«(…) Ora, ele não faz ver nada do
que o próprio quadro representa. Seu olhar imóvel vai captar à frente do
quadro, nessa região necessariamente invisível que forma a sua face exterior,
as personagens que ali estão dispostas. Em vez de girar em torno de objectos
visíveis, esse espelho atravessa todo o campo da representação, negligenciando
o que aí poderia captar, e restitui a visibilidade ao que permanece fora de
todo olhar. Mas essa invisibilidade que ele supera não é a do oculto: não contorna
o obstáculo, não desvia a perspectiva, endereça-se ao que é invisível ao mesmo
tempo pela estrutura do quadro e por sua existência como pintura. O que nele se
reflecte é o que todas as personagens da tela estão fixando, o olhar recto
diante delas; é, pois, o que se poderia ver, se a tela se prolongasse para a
frente, indo mais para baixo, até envolver as personagens que servem de modelos
ao pintor. Mas é também, já que a tela se interrompe ali, dando a ver o pintor
e seu ateliér, o que está exterior ao quadro, na medida em que ele é quadro,
isto é, fragmento rectangular de linhas e cores, encarregado de representar
alguma coisa aos olhos de todo espectador possível. No fundo da sala, ignorado
por todos, o espelho inesperado faz brilhar as figuras que o pintor olha (o
pintor e sua realidade representada, objectiva, de pintor trabalhando); mas
também as figuras que olham o pintor (nessa realidade material que as linhas e
as cores depositaram sobre a tela).
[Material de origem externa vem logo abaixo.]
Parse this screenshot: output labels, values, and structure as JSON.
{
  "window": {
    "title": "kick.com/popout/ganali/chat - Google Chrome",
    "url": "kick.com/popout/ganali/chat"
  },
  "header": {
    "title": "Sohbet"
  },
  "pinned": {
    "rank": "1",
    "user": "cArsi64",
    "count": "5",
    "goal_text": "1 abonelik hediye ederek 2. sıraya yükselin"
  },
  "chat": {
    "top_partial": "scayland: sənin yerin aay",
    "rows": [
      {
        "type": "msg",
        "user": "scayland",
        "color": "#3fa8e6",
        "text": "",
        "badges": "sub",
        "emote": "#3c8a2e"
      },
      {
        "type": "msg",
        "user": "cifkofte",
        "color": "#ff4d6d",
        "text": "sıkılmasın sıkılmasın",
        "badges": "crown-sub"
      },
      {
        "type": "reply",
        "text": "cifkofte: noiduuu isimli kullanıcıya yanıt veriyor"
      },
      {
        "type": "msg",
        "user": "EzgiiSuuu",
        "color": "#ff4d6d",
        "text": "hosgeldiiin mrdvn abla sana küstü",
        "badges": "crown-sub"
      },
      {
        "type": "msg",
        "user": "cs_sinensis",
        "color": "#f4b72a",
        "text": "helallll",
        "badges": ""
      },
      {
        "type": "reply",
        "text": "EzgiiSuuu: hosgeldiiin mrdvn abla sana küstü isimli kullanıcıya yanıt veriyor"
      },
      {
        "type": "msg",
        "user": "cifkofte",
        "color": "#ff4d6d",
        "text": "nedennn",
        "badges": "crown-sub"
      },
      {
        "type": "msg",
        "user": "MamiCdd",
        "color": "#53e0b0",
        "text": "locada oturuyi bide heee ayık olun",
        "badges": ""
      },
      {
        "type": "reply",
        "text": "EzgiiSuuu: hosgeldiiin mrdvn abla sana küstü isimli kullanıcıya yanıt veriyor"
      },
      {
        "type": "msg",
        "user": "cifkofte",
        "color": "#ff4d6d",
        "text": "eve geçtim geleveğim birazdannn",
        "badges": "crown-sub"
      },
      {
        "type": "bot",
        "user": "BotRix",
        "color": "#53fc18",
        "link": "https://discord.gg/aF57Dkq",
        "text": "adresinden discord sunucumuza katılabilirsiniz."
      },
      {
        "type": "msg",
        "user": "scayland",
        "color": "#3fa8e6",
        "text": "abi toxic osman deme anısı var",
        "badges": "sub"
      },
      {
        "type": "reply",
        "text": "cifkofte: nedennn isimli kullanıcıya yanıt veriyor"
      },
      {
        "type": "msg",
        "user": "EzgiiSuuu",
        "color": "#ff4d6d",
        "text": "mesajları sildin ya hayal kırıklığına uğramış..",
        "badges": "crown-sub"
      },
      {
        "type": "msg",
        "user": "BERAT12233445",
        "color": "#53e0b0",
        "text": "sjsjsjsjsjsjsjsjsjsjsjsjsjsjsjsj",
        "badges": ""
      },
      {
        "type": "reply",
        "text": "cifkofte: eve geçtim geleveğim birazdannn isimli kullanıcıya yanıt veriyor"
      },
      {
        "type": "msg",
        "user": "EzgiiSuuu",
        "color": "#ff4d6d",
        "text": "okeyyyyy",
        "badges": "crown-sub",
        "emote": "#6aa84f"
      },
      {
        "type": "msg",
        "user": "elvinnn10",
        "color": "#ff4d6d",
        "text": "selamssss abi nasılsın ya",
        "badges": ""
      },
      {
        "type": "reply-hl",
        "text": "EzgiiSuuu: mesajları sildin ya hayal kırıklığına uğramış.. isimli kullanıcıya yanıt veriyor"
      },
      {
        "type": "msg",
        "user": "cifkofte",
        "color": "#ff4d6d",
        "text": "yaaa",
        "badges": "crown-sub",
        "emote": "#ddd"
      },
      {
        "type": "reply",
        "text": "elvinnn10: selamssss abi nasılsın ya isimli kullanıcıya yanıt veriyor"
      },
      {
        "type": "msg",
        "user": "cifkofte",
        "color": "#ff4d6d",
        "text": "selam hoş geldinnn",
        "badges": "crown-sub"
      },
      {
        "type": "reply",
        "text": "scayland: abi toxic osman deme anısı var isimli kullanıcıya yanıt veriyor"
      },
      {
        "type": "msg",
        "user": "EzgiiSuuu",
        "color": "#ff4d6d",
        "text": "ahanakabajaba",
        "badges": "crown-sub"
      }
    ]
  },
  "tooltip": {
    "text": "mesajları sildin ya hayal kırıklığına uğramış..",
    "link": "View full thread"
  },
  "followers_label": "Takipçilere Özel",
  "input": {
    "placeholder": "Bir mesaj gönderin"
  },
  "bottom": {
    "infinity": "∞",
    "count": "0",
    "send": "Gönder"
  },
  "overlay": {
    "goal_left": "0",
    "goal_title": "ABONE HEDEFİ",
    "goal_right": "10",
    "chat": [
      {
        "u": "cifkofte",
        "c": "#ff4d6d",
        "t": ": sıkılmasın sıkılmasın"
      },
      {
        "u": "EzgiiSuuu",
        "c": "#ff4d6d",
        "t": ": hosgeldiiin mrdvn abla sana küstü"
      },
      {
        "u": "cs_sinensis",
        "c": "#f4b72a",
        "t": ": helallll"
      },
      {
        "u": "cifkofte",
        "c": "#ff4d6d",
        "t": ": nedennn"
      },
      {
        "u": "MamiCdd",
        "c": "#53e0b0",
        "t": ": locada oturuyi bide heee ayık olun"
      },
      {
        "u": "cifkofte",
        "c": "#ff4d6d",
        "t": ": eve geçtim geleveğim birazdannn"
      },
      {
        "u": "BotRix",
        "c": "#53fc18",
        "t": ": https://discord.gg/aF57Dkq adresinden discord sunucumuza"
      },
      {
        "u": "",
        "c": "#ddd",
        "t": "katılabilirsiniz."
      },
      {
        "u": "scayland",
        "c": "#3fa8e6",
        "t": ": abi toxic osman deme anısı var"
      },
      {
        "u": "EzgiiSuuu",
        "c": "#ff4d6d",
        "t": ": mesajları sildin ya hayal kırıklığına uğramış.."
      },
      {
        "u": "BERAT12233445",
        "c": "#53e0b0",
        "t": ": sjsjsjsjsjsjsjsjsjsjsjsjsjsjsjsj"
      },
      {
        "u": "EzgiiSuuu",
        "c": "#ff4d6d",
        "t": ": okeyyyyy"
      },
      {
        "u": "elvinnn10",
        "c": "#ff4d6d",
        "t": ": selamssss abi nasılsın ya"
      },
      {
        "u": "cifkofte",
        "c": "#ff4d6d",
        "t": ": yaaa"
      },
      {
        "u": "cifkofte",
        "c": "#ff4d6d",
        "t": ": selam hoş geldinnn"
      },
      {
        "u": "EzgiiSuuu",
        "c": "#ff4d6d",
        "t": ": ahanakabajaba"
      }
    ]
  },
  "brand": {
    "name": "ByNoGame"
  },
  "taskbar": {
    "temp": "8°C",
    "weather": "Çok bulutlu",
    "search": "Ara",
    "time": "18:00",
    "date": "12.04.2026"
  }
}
Estas figuras são, uma e outra, igualmente
inacessíveis, mas de modo diferente: a primeira, por um efeito de composição
que é próprio ao quadro; a segunda, pela lei que preside à existência mesma de
todo quadro em geral. Aqui, o jogo da representação consiste em conduzir essas
duas formas de invisibilidade uma ao lugar da outra, numa superposição instável,
e em restituí-las logo à outra extremidade do quadro, a esse pólo que é o mais
altamente representado: o de uma profundidade de reflexo na reentrância de uma
profundidade de quadro. O espelho assegura uma metátese da visibilidade que incide
ao mesmo tempo sobre o espaço representado no quadro e sua natureza de representação;
faz ver, no centro da tela, aquilo que, do quadro, é duas vezes necessariamente
invisível. Estranha maneira de aplicar ao pé da letra, mas invertendo-o, o
conselho que o velho Pachero dera, ao que parece, ao seu aluno, quando
trabalhava no ateliér de Sevilha: a imagem deve sair da moldura.
Mas talvez seja tempo de nomear
enfim essa imagem que aparece no fundo do espelho e que o pintor contempla à
frente do quadro. Talvez valha a pena fixar de vez a identidade das personagens
presentes ou indicadas, para não nos atrapalharmos infinitamente nestas
designações flutuantes, um pouco abstractas, sempre susceptíveis de equívocos e
de desdobramentos: o pintor, as personagens, os espectadores, as imagens. Em
vez de prosseguir sem fim numa linguagem fatalmente inadequada ao visível,
bastaria dizer que Velásquez compôs um quadro; que nesse quadro ele se representou
a si mesmo no seu ateliér, ou num salão do Escorial, a pintar duas personagens
que a infanta Margarida vem contemplar, rodeada de aias, de damas de honor, de
cortesãos e de anões; que a esse grupo pode-se muito precisamente atribuir
nomes: a tradição reconhece aqui dona Maria Agustina Sarmiente, ali, Nieto, no
primeiro plano, Nicolaso Pertusato, bufão italiano. Bastaria acrescentar que as
duas personagens que servem de modelo ao pintor não são visíveis, ao menos directamente;
mas que podemos distingui-las num espelho; que se trata, sem dúvida, do rei
Filipe IV e de sua esposa Mariana.
Esses nomes próprios
constituiriam indícios úteis, evitariam designações ambíguas; eles nos diriam,
em todo o caso, o que o pintor olha e, com ele, a maioria das personagens do
quadro. Mas a relação da linguagem com a pintura é uma relação infinita. Não
que a palavra seja imperfeita e esteja, em face do visível, num déficit que em
vão se esforçaria por recuperar. São irredutíveis uma ao outro: por mais que se
diga o que se vê, o que se vê não se aloja jamais no que se diz, e por mais que
se faça ver o que se está dizendo por imagens, metáforas, comparações, o lugar
onde estas resplandecem não é aquele que os olhos descortinam, mas aquele que
as sucessões da sintaxe definem». In Michel Foucault, As Palavras e as Coisas,
1966, Livraria Martins Fontes Editora, 1981, 2000, ISBN 853-360-997-3.